Masyarakat di Distrik Kemtuk memasarkan kayu mereka dengan menggunakan saluran pemasaran 2. Masyarakat yang mengusahakan kayu di distrik ini merupakan mantan karyawan perusahaan kehutanan/HPH yang mempunyai pengalaman dalam mengoperasikan gergaji rantai dan mengenal pihak pihak pemilik

kios kayu dan konsumen lain . Konsumen lain yang membeli kayu dari masyarakat berasal dari pelaksana pembangunan perumahan dan proyek pembangunan lainnya di kabupaten dan kota Jayapura. Areal hutan yang dikelola masyarakat dapat mencapai ± 1 km dari pinggiran jalan dengan medan yang relatif datar. Pengangkutan kayu dari dalam hutan ke pinggiran jalan menggunakan tenaga manusia (dipikul). Pemanfaatan kayu biasanya dilakukan jika ada kebutuhan mendesak misalnya untuk kebutuhan perayaan natal dan kebutuhan sekolah anak pada saat tahun ajaran baru. Tingginya biaya angkutan dan pungutan oleh pihak berwenang yang tidak bertanggungjawab menyebabkan masyarakat di distrik ini lebih memilih untuk menunggu pihak kios kayu atau konsumen lain yang mendatangi mereka daripada membawa sendiri atau mendatangi konsumen ke Kota Sentani. Masyarakat yang menggunakan saluran pemasaran 2 jarang menjual kayu ke industri. Hal ini disebabkan menurut mereka pengukuran yang dilakukan oleh tenaga pengukur kayu (grader) sering merugikan mereka.

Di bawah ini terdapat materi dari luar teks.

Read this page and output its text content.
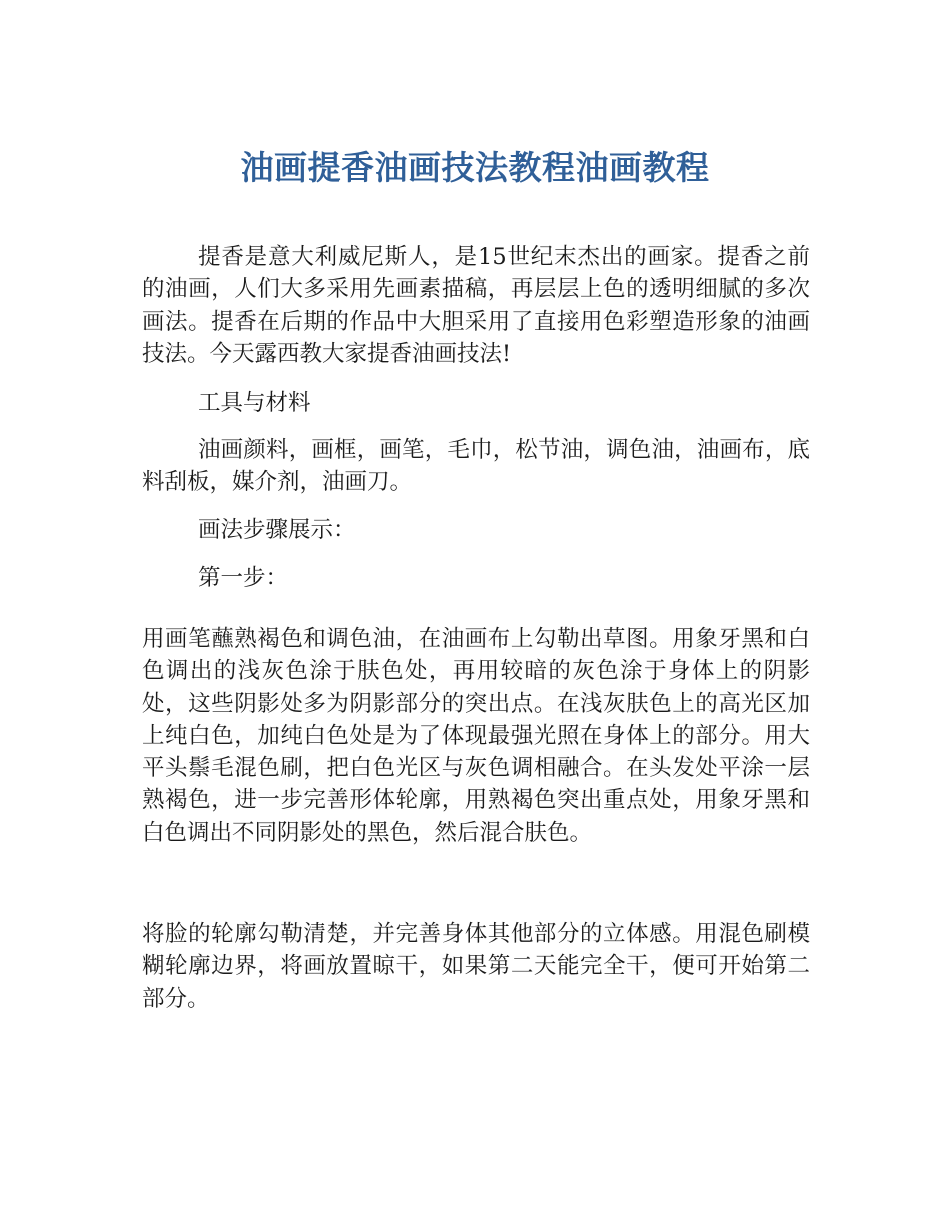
油画提香油画技法教程油画教程

提香是意大利威尼斯人，是15世纪末杰出的画家。提香之前的油画，人们大多采用先画素描稿，再层层上色的透明细腻的多次画法。提香在后期的作品中大胆采用了直接用色彩塑造形象的油画技法。今天露西教大家提香油画技法!

工具与材料

油画颜料，画框，画笔，毛巾，松节油，调色油，油画布，底料刮板，媒介剂，油画刀。

画法步骤展示：

第一步：

用画笔蘸熟褐色和调色油，在油画布上勾勒出草图。用象牙黑和白色调出的浅灰色涂于肤色处，再用较暗的灰色涂于身体上的阴影处，这些阴影处多为阴影部分的突出点。在浅灰肤色上的高光区加上纯白色，加纯白色处是为了体现最强光照在身体上的部分。用大平头鬃毛混色刷，把白色光区与灰色调相融合。在头发处平涂一层熟褐色，进一步完善形体轮廓，用熟褐色突出重点处，用象牙黑和白色调出不同阴影处的黑色，然后混合肤色。

将脸的轮廓勾勒清楚，并完善身体其他部分的立体感。用混色刷模糊轮廓边界，将画放置晾干，如果第二天能完全干，便可开始第二部分。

Kedua pola saluran pemasaran ini dan produk IPK menjadi sumber pemenuhan kebutuhan kayu industri hasil hutan kayu untuk kepentingan ekspor dan kebutuhan kayu lokal di kabupaten dan kota Jayapura. Kenyataan di lapangan sulit sekali membedakan kayu yang berasal dari IPK dan kayu ilegal. Hasil pengamatan di lapangan terdapat IPK yang tidak beroperasi namun memiliki dokumen-dokumen penatausahaan kayu dari IPK ke beberapa industri yang ada di Kabupaten Jayapura. Kondisi ini dapat terjadi karena rendahnya kredibilitas petugas kehutanan yang bertugas di IPK, di pos pengendalian peredaran kayu, dan di industri kayu. Rendahnya kredibilitas petugas disebabkan oleh kurangnya dukungan dana dan fasilitas dari pemerintah. Dalam melaksanakan tugas fungsional sebagai petugas di perusahaan (IPK/IUIHHK) pembiayaan berupa honor/insentif ditanggung oleh perusahaan sehingga petugas ikut merasa bertanggungjawab untuk mengamankan aktivitas perusahaan sekalipun melanggar aturan. Dwiyanto (2011) menjelaskan bahwa salah satu masalah dalam birokrasi pemerintah adalah rendahnya penghasilan aparatur birokrasi. Pemerintah bahkan sering membiarkan aparaturnya berburu rente dari kewenangan pelayanan yang dimilikinya.